In those days, of course, we had young kids who would have gone to the river in a blizzard if I had been willing to take them. And we had friends just as wacky about boating as we were. A person has more incentive to hit the river if he has friends who go along without hesitation. Everyone deserves one or two friends who, when asked if they are up for adventure, answer “You bet.’’ Friends like that make life worthwhile.


If I looked through old albums and digital photo files, I would find many images of Dick and Kay, Virge and Carol and Nancy and me in a variety of river scenes, either in our boats or lounging on the beach at Farm Island east of town. If the guy who wrote “Three Musketeers’’ had written about six instead, we could have been the musketeers. For a long while, we were inseparable at the river.

We usually started the boating season at Farm Island because the water warmed quickly there. Along about July, when everybody else crowded the Farm Island water, we would move above Oahe Dam to the big lake. It didn’t matter where we were, if we had water and sand and sun and our friends.

Each of us couples started with small boats, 14- and 15-footers. Over the years, we traded up a time or two, never to monsters, just to boats that generally kept the three couples in the same game. Many of the decisions we made and things we did back then took into serious consideration what each decision or action would mean for the friendship.

The boat we own now? We bought it 20 years ago, back when Nancy was finishing radiation treatments for breast cancer. You could call it a “celebration of success’’ gift. It was for us.

A major consideration, though, as we shopped the boat stores, was to find something that would handle six young-at-heart but aging friends. We found one with a U-shaped back seat, capable of holding four passengers. With the driver and front passenger seats, that meant six of us could be behind the windshield. The boat wasn’t fancy, but it could hold a friendship.

We tried the new boat out as soon as we got home with it. I recall an evening in late July. With the other two couples, we were on Lake Oahe just before sunset. I had Elvis on the disc player. Dick danced on the back platform. The rest of us sang and laughed. We cruised until it was so dark that only the dock light guided us to shore.

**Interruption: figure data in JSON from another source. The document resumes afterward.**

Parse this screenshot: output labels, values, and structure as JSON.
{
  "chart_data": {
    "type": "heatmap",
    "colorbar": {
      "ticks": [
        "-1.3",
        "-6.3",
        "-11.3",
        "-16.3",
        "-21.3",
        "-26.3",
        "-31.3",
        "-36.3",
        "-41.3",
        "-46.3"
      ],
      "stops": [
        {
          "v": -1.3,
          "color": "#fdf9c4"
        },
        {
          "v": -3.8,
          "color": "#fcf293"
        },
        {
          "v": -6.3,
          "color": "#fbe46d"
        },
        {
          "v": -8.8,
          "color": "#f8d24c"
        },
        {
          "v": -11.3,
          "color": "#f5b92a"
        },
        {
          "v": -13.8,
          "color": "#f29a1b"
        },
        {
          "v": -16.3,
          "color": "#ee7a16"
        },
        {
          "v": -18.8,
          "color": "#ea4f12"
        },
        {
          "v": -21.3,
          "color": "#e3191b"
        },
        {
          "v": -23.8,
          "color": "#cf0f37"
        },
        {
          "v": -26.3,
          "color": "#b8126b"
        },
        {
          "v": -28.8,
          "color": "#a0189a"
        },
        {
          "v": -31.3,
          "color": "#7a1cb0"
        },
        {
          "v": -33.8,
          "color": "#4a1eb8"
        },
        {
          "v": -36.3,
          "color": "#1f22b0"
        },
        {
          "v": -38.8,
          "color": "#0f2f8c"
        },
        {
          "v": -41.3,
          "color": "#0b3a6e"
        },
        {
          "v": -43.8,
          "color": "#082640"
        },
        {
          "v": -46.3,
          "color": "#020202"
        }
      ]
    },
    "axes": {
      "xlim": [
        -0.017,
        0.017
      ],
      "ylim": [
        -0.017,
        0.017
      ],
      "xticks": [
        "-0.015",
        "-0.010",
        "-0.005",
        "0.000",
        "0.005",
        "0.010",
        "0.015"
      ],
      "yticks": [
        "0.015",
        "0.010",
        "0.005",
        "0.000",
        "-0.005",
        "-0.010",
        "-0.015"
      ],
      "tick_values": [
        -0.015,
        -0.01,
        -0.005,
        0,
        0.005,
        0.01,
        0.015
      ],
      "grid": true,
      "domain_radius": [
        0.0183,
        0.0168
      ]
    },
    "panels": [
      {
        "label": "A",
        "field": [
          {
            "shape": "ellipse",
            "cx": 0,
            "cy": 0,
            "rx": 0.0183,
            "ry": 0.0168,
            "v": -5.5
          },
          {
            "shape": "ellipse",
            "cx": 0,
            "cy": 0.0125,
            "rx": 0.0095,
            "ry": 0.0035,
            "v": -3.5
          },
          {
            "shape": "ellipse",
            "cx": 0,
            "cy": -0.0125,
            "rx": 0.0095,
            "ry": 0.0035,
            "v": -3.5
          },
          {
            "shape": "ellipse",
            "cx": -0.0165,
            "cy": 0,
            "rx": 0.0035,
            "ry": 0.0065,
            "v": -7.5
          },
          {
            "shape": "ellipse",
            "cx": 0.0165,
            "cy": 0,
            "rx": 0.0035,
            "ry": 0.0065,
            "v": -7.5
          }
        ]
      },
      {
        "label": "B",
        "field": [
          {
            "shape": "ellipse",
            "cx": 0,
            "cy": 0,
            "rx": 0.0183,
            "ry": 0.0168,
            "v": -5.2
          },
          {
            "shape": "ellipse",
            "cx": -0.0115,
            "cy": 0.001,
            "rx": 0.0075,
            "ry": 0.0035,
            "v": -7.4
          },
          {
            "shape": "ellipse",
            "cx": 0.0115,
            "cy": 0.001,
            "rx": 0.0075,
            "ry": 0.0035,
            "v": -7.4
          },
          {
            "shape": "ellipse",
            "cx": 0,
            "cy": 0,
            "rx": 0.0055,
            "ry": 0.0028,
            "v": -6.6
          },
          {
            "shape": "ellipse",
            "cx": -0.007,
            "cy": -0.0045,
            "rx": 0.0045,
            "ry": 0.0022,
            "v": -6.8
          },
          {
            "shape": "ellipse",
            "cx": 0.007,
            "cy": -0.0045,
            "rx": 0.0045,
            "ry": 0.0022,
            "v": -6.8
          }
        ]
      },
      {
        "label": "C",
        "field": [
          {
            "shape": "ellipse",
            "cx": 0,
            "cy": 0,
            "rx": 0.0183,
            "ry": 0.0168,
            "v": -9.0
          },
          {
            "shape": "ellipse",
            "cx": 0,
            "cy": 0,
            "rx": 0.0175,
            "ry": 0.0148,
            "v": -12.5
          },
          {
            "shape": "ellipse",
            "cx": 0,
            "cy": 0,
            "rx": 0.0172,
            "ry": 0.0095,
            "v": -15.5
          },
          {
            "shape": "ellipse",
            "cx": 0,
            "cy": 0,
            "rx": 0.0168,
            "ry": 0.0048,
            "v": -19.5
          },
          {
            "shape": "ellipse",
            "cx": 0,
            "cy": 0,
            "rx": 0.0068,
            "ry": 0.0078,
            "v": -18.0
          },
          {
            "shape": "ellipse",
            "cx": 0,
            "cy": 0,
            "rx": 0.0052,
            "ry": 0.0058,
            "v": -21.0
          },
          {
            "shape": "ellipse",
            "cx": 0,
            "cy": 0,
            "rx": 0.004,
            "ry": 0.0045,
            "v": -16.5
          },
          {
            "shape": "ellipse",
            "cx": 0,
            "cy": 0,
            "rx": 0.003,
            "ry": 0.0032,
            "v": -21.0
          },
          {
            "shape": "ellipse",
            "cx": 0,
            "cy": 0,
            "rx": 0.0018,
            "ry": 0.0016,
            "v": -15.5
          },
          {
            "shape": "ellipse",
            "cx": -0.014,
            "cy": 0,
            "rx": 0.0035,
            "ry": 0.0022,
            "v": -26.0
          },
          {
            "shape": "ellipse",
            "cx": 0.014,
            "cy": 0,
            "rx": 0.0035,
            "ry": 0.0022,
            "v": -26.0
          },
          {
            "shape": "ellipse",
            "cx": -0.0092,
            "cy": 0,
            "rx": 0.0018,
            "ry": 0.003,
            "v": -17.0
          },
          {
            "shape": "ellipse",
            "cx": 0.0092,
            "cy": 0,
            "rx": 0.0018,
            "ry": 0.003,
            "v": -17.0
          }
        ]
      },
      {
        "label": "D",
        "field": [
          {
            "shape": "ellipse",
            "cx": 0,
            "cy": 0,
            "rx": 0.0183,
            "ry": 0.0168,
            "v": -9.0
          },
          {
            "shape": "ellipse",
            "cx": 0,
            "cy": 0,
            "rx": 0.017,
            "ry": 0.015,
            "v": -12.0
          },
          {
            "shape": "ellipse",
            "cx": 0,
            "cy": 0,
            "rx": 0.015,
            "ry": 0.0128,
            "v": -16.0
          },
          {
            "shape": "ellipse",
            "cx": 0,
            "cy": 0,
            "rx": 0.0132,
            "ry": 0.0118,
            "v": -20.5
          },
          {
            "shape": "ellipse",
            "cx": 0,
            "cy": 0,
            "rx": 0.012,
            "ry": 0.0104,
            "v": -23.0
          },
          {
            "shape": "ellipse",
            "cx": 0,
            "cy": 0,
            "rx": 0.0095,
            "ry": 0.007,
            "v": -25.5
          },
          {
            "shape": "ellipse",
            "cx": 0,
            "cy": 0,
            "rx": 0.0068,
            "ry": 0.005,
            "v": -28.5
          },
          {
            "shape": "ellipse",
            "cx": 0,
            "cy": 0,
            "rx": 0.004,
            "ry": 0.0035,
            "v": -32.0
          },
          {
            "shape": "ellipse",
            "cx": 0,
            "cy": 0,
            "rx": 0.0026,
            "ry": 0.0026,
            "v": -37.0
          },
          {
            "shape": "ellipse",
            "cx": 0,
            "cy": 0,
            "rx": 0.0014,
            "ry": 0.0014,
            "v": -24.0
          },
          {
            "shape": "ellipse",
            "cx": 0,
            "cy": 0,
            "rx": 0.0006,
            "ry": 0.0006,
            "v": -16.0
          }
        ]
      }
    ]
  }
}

The first or second year we had the boat, we were still on the lake skiing on a Sunday afternoon in October. We were pushing the end of the season that time, but we were friends who considered it just one more adventure together.

Kay left us a couple of years ago. Virge and Carol sold their boat in favor of walks by the water. Dick lives on a canal in Fort Pierre, a boat always handy in case grandkids pop by. Nancy and I moved to Chamberlain. Things change.


We made precious memories together on the river for a long time, though. Whenever I do decide to put my boat on the water this summer, I will remember good times and old friends.